From “Life Without Principle” to “Don’t Go Breaking My Heart” (and its recent sequel), To is no stranger to milking drama and whirligig comedy from the complex mechanisms of the global marketplace. Capturing a snapshot of a small microcosm of the Chinese (and global) economy just before a fateful point of no return, “Office” isn’t as somber or scalding a critique of capitalism as “Life Without Principle,” in part because of the intrinsic dynamism of the film’s form and genre. The musical numbers (the work of Taiwanese songwriter Lo Tayu and Hong Kong lyricist Lin Xi) are admittedly more serviceable than inspired, and as is often the case with songs or poems performed in an unfamiliar language, non-Chinese audiences may struggle to connect the lyrics into a coherent whole, even with the aid of subtitles.

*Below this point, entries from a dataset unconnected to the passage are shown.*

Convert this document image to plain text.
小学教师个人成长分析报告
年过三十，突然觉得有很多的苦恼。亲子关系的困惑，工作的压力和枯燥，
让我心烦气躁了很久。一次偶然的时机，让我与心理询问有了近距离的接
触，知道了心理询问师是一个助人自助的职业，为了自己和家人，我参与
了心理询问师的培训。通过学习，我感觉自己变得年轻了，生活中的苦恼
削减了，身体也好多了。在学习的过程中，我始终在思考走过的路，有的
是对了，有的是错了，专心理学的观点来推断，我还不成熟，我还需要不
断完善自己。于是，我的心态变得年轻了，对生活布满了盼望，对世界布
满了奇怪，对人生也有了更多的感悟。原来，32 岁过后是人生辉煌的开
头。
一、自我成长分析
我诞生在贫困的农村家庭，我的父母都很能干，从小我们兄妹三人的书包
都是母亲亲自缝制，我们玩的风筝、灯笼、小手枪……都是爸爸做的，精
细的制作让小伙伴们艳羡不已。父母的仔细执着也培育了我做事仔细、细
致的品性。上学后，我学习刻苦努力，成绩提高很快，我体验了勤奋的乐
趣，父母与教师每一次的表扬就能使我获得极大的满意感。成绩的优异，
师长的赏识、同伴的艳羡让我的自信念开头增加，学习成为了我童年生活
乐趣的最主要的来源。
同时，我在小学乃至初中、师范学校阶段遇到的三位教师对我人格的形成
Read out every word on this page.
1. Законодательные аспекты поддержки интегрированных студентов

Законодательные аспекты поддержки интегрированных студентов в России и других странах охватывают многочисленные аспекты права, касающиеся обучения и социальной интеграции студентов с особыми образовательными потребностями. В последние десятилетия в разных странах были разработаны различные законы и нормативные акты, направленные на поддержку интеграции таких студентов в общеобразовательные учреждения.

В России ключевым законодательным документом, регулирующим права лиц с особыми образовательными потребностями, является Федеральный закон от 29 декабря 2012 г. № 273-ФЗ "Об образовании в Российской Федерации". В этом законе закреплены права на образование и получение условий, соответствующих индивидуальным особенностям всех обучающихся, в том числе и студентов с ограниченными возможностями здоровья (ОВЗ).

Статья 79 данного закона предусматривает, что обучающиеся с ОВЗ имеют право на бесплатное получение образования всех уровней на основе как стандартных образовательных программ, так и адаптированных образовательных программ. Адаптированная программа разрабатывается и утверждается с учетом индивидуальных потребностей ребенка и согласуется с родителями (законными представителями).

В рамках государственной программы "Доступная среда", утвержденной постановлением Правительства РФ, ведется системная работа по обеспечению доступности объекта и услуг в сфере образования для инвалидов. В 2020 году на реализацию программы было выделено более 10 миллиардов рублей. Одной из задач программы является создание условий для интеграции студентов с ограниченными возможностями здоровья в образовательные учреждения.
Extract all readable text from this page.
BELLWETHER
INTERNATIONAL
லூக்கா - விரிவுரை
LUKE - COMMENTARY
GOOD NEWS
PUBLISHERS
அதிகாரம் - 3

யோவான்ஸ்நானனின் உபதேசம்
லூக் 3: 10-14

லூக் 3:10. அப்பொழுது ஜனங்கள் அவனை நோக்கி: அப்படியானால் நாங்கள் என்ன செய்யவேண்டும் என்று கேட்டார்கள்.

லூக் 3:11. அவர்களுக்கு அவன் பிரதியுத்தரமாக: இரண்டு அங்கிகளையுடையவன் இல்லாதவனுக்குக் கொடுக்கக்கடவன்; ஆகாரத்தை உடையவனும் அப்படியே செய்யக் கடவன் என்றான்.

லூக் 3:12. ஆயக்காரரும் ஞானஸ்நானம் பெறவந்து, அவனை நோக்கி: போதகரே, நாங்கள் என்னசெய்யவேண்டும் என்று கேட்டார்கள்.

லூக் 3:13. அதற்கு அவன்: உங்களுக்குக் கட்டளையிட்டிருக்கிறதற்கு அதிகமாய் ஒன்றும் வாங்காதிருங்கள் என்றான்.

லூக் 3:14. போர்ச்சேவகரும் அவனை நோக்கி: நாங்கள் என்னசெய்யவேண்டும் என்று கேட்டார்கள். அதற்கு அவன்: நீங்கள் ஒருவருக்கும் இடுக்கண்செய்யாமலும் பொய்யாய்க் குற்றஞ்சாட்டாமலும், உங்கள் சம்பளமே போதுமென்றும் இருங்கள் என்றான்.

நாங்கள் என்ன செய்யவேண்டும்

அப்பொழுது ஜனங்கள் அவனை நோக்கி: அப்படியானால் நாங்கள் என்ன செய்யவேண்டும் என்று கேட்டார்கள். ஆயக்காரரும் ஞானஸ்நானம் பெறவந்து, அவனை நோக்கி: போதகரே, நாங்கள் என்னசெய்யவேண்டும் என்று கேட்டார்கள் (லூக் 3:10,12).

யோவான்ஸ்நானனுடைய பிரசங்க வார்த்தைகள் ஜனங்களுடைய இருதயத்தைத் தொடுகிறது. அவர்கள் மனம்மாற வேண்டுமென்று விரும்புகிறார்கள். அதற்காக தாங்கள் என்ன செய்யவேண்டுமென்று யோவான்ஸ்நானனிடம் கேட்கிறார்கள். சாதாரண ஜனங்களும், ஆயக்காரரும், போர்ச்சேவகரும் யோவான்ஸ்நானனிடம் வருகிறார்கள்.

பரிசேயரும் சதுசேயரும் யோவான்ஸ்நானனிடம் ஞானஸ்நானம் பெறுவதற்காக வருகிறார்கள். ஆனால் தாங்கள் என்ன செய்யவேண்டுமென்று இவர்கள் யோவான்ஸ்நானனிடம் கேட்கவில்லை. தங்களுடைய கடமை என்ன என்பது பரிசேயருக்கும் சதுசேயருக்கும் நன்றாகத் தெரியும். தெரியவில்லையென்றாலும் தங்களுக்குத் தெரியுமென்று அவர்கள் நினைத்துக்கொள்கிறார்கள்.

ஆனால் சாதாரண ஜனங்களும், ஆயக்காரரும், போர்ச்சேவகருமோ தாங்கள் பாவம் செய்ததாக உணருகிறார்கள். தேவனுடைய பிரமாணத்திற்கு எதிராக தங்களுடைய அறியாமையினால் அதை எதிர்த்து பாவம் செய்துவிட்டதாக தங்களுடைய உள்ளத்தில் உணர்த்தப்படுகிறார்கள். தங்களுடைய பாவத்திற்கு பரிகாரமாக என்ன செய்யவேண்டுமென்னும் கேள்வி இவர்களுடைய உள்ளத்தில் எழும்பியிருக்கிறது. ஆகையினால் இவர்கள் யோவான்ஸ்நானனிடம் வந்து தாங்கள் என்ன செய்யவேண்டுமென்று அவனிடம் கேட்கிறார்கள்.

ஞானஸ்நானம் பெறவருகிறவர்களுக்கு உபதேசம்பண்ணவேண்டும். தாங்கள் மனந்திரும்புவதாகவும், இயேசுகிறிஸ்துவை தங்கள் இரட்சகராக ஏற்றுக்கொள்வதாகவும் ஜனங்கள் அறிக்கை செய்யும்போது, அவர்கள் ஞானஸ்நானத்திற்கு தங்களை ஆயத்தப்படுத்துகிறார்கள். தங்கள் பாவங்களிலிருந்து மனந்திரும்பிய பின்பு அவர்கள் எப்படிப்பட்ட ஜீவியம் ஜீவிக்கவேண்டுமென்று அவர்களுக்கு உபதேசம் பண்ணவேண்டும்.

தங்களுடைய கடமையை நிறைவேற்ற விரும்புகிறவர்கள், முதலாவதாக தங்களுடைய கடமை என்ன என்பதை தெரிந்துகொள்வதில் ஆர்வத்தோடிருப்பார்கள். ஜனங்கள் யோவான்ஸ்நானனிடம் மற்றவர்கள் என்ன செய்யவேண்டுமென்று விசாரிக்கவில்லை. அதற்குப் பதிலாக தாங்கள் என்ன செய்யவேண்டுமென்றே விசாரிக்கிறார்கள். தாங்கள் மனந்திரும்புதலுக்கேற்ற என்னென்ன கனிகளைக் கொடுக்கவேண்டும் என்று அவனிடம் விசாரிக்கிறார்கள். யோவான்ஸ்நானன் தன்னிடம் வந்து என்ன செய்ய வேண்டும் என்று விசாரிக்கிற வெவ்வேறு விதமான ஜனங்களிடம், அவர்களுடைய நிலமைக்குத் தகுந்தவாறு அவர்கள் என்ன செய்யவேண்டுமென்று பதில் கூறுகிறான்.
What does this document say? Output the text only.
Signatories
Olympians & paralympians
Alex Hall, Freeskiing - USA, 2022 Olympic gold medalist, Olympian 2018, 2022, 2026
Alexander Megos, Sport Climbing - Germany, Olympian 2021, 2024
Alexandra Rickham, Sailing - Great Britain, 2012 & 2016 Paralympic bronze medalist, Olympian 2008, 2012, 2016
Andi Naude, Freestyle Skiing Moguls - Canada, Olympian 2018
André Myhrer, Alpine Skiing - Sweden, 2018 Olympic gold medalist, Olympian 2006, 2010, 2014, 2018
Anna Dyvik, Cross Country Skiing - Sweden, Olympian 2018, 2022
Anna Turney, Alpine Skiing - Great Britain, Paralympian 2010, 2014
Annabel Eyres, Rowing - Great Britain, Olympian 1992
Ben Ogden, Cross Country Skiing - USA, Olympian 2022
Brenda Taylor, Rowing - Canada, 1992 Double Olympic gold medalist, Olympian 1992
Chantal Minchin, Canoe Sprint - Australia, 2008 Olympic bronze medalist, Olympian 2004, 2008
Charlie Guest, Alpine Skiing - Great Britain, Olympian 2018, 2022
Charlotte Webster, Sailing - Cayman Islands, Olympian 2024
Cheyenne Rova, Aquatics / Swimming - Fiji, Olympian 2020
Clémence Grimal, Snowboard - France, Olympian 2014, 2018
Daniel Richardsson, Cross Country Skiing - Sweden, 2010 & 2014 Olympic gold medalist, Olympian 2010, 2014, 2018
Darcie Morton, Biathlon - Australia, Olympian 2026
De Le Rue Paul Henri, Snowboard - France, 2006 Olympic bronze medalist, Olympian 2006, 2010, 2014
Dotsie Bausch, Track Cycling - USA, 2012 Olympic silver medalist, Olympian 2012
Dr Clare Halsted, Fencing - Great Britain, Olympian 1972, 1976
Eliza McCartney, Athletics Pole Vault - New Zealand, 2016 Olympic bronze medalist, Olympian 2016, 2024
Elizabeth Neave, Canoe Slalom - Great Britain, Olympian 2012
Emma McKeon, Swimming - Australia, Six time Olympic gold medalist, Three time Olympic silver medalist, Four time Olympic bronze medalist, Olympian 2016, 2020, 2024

Still, a few bits may still be buzzing in your ears as you exit the theater, notably the droning, high-pitched chorus that plays over the opening and closing credits — the sound of a busy hive of human activity, toiling endlessly in service of a system that never sleeps.
It’s a hollow, ruthless system, and “Office” at times suggests — in scenes of these young go-getters moving toward the elevators in carefully organized packs, their heads bowed in supplication toward their smartphones — that the lockstep tendencies of communism have essentially been replaced here by a different but no less stifling conformity. (“Look, we’re social elites; look, we’ll build a financial empire with one heart,” the people sing, in what sounds like a new kind of nationalist ode.) The giant clock ticking away in the background becomes a continual signifier not only that Time Is Money (as if anyone here needs reminding), but also that time is slowly slipping away for all involved. These are men and women who have devoted themselves to tracing patterns of human desire as revealed through chains of supply and demand, but who are themselves enacting a simulacrum of real life rather than the real thing.
But as deadening as life in the fast lane may be, “Office” itself never feels soulless. Its characters may be cogs in a giant machine, but they never come across as automatons, and their wild and unruly passions have a way of gumming up the gears. Chan makes a memorable sleaze, while Tang registers strongly as a workaholic whose personal and professional lives are continually spinning out of control. Wang’s energetic performance as a young titan in the making lends the film much of its cheeky energy, and while he and Lang make a cute couple, the actor has an even stronger rapport with Sylvia Chang’s CEO, who regards this young male apprentice with amusement and affection. Chang, the original mastermind behind the play, delivers a superbly restrained performance here as a self-made woman who conveys poise and authority in every understated word and gesture — even when the system finally ruptures and betrays the people who helped build it, beam by shimmering beam.